We have a number of Galaxy S2's that we use for Serval.  Some of those we keep "stock", so no root or anything fancy, for testing Serval Mesh on. The one of those I use as my day-to-day phone has recently been filling up the internal storage so that I couldn't install even small apps, even though I had very little installed on the phone.

After a bit of digging around, I discovered that this can be fixed by dialling *#9900# and then choosing the option to delete logcat.  Suddenly my phone was back to having 1.6GB of free space on the internal storage :)
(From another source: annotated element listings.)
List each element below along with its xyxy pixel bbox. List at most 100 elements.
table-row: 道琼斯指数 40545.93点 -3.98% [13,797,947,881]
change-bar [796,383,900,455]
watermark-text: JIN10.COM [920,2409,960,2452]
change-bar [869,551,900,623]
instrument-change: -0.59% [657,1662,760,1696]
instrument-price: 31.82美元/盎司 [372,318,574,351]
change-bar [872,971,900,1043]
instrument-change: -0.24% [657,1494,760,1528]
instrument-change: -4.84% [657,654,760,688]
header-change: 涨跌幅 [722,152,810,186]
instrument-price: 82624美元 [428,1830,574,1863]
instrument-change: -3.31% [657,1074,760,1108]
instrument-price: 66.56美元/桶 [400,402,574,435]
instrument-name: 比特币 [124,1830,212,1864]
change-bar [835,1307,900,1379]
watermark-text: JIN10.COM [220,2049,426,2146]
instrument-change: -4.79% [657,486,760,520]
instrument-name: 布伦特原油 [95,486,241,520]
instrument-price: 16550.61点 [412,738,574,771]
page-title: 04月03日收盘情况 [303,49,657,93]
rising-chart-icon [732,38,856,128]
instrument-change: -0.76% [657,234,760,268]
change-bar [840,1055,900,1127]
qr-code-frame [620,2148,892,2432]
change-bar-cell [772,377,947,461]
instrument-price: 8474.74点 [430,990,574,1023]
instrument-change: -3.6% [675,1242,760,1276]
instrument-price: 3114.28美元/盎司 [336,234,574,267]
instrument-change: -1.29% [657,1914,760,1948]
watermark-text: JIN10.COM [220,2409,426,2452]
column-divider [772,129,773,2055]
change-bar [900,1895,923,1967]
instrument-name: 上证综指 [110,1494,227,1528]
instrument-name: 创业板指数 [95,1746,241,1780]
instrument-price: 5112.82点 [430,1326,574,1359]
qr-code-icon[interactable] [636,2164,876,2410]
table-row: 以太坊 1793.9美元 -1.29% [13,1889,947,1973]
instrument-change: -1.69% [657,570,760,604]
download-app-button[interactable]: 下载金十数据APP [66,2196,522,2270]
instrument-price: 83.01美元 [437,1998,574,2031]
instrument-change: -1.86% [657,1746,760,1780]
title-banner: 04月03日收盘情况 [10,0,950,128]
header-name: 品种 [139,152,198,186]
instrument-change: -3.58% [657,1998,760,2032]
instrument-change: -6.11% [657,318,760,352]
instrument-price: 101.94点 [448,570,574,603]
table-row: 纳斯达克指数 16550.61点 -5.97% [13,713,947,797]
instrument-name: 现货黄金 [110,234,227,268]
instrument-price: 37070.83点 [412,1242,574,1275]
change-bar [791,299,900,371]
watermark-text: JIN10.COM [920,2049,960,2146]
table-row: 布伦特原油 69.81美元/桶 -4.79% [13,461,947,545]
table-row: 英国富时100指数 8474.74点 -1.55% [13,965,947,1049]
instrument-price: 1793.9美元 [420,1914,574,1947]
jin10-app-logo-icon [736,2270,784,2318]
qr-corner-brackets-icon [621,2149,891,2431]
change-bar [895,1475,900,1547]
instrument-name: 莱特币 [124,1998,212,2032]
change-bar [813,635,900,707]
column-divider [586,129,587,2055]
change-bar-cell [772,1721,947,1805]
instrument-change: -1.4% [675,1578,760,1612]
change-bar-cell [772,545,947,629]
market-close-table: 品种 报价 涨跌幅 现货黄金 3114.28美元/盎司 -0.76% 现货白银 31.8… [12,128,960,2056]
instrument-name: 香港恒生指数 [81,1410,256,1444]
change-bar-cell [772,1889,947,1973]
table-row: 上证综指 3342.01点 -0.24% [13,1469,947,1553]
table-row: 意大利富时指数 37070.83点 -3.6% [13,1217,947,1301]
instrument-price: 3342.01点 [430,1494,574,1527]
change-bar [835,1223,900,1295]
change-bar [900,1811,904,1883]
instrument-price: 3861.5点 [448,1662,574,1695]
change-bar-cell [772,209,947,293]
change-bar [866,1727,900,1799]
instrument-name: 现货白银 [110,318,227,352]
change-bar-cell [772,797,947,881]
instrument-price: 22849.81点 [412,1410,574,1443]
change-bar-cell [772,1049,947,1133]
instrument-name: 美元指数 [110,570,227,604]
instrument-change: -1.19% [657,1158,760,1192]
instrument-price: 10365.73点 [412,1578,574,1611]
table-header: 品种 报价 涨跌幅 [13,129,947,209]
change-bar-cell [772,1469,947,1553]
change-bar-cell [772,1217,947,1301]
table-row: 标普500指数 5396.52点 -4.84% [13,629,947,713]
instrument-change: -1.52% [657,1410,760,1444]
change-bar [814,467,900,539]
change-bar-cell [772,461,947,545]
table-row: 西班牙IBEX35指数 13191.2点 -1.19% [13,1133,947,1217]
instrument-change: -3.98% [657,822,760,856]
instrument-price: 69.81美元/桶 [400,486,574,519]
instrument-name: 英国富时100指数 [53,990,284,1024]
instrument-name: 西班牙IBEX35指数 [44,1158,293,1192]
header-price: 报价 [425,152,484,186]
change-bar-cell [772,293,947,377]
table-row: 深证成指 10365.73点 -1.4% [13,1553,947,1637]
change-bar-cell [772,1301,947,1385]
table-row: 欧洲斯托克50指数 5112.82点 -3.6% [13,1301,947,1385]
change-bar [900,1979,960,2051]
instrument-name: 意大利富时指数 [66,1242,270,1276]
Hopefully this will help others who encounter the same problem.

Thursday, May 1, 2014

Humanitarian UAVs

A good friend pointed me to this blog post this morning about the use of UAVs in Humanitarian contexts:

This is something that we have been thinking about for a while, and talking to a few folks about, including Patrick (the author of the blog).

We agree that Serval's store-and-forward Rhizome file distribution service seems a good fit for this kind of use case.  It would allow UAVs to opportunistically transfer data between them while in flight whenever they were able, and similarly to opportunistically and automatically downlink data whenever in range of a suitable base station (which could just be a mobile phone someone is carrying).

All up, this could make it very feasible to collect imagery, cellular signal strength maps and other useful data in a fairly automatic and continuous basis, especially if combined with some intelligent flight control and coordination software.

Sunday, April 13, 2014

The DARPA Spectrum Challenge is interesting

The DARPA Spectrum Challenge was held last week.  This is an interesting event encouraging innovation in using spectrum much more efficiently.

This is one of those events where it would have been nice to have been there, and talk to some of the people involved in the various entries.

The technologies being developed have huge potential impact for "unlicensed" (really public licensed) spectrum, both existing and future.

Perhaps the biggest outcome was the further validation that cooperating radios can share spectrum, without any central authority or database.  Of course, we already knew that, but this is an extra data point to give regulators courage to make TV white space and other shared spectrum resources available for general use.

Sunday, March 23, 2014

Imitation is the best form of flattery

Recently Jeremy and I attended RightsCon 2014.  Among a variety of good things we were able to do and good people to meet with, we caught up with Miles, who has replicated our Mesh Extenders using the open documentation we have created.  While we know the documentation can always be better, it was pleasing that there was enough information for Miles to be able to replicate our work.  You can see our yellow mesh extender next to the one that Miles built himself.  Hopefully this is the first of many replications of our work.  Thanks again Miles for all your work on this and other things!